I’m cheap. There. I said it. Some people don’t like the word cheap. They’d rather be frugal or thrifty. Not me. Those are $2 words when a ten-cent word like cheap fits me just fine. I don’t spend money on anything unless I think it’s important. And. more and more, I think this is how we need to approach marketing. Gone are the days of big marketing budgets. I don’t advise clients to spend lots of money–certainly not on advertising, but not on anything else either, unless they know why it is important. I want to inaugurate the era of the Cheap Marketing Officer.

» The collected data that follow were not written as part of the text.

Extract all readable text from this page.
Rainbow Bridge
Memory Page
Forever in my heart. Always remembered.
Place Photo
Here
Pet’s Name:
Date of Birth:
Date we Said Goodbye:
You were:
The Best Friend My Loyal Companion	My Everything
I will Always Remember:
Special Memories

I don’t mean to pick on anyone who doesn’t agree with me. I have nothing against big budgets. Or heavy advertising. I know many people who are really good at that stuff. It just isn’t my strength. And most of my clients hire me because they really need to cut the budget but they don’t want to cut sales. They want to do the same (or more) business that they have always done, but they don’t want to spend so much. That’s when you need the Cheap Marketing Officer.
I don’t think marketing must be expensive. Digital marketing can be targeted to just the people you want to reach and can be tested to death, so that you come up with just the right message. You’ll know it’s right because you actually sell things.
I especially enjoy working with B2B marketers. Not only do their companies have no background in digital marketing–they usually don’t have much history of any kind of marketing. They don’t have a CMO because marketing has been such a backwater that it doesn’t need a Chief anything. That’s when you really need a Cheap Marketing Officer.
Sometimes people use the word cheap to mean stingy–someone who doesn’t spend on even the right things, but I don’t mean it that way. I just believe that we need to create a new marketing culture in those companies where marketing was never important because no one knew it was important. Now that it can be done cheaply, it is as important as everything else that leads to a sale.
So, how about you? Are you finding that you need to cut costs and find new ways to drive business with the same old budget? If so, does the head of your marketing team know the ways to be cheap without being stingy? Does your team cut the fat but not the meat? Do you even know when something is working? Instead of complaining about budget cuts, let’s embrace them and find new ways to succeed with less. Because it can be done.